Rice statistician and neuroscientist Genevera Allen is hoping to provide data scientists with new tools that can uncover hidden patterns and correlations from complex data sets, thanks to a new CAREER Development Award from the National Science Foundation (NSF).
CAREER awards support the research and educational development of young scholars who are likely to become leaders in their field. The five-year grants, which are among the most competitive awarded by the NSF, are given to only about 400 scholars per year across all disciplines.
Allen, Rice’s Dobelman Family Junior Chair of Statistics and an assistant professor of statistics and of electrical and computer engineering, is a statistician, mathematician and neuroscientist who holds a joint appointment in pediatric neurology at Baylor College of Medicine’s Jan and Dan Duncan Neurological Research Institute at Texas Children’s Hospital. Her CAREER research has two aims: to develop statistical machine learning methods for the exploration of large, complex data sets and to create new techniques in pattern recognition for integrated data sets. Such tools are critically needed to make data-driven discoveries from big biomedical data to better understand the basis of complex diseases as well as possible personalized medical therapies.
“I hope to develop a new suite of statistical learning technologies and multivariate analysis techniques that can be used to make discoveries in big scientific data,” Allen said of the $400,000, five-year research program. “This type of data is common in genomics and neuroimaging, and the new techniques I hope to develop will be useful for identifying potential genomic drug targets, for modeling genetic networks and brain networks, as well as for brain decoding from neuroimaging and neural recordings.”
Allen specializes in creating tools that allow “big data” to speak for itself and guide analysts to what they most want to know and understand. She said one aspect of her CAREER project will focus on “high-dimensional data,” richly complex data sets that include thousands or even millions pieces of information on each research subject.
“This is a big issue in medical data,” she said. “In cancer genetics, for example, it’s common to have data from hundreds of patients. But the gene-expression assays from each of those patients may show whether any of 20,000 genes are turned on or off, and we may also have a half-million epigenetic measurements, not to mention whole genome sequencing, which gives us around 7 million points on the DNA to measure mutations. So, for only a couple hundred patients, we literally have millions of genetic features.”

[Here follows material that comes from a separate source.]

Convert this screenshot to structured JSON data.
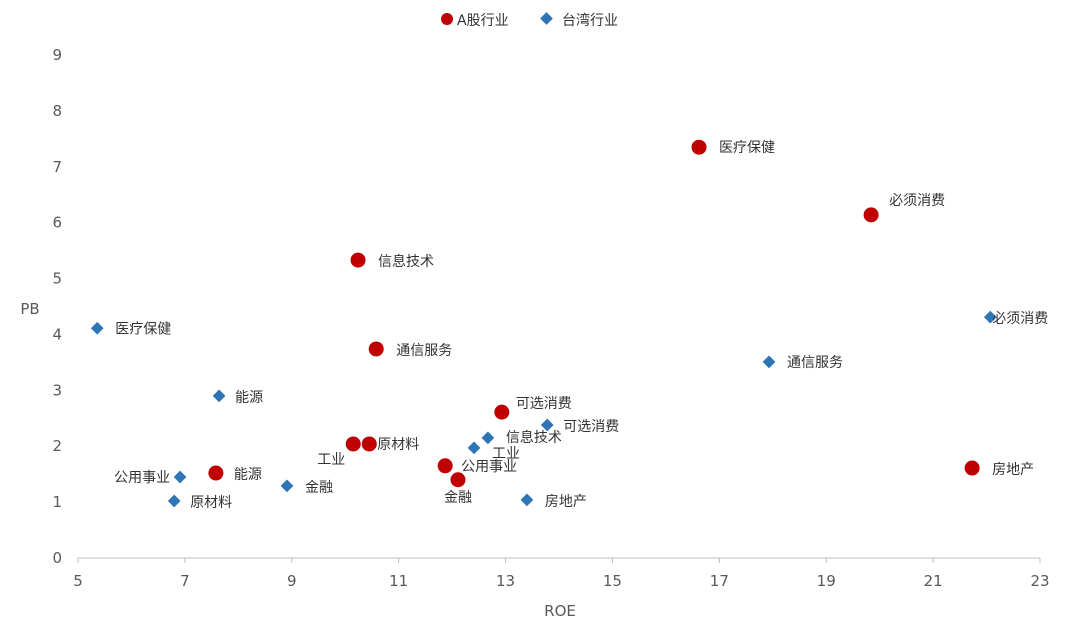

Allen said such data is a particular challenge for machine learning — the area of statistics and computer science that involves creating computer applications that can learn and hone their skills with experience.
“The problem goes beyond the size of the data set,” Allen said. “It’s also very complex and highly correlated, which means that if gene A and gene B are both talking to each other, how do we know whether it’s really gene A that’s influencing the disease rather than gene B? From just observational data alone, that’s really hard to tell. With this grant, we hope to develop techniques that can address those sorts of questions for this type of big and complex data.”
Allen gave an example of the second aim of the project, which is to develop new techniques for pattern recognition for integrated data, also known as data fusion.
“This is the type of problem where you have one set of patients, but for that one set of patients, you have measured multiple different types of data,” Allen said. “This is also very common in medical studies. For one set of patients, you might have neuroimaging scans, genetic data and epidemiological data as well as clinical reports, including the notes from the treating physician.
“These are very different types of data, and you could clearly look at each data set separately and find a set of patterns. But what we would prefer to do is combine all the data and look for patterns that aren’t obvious from any single data set. What are the joint patterns if we look at neuroimaging and genetics, or if we look at the neuroimaging and those clinical features? Developing tools to answer these questions is critical for discovering the basis of complex diseases as well as developing therapies for personalized medicine.”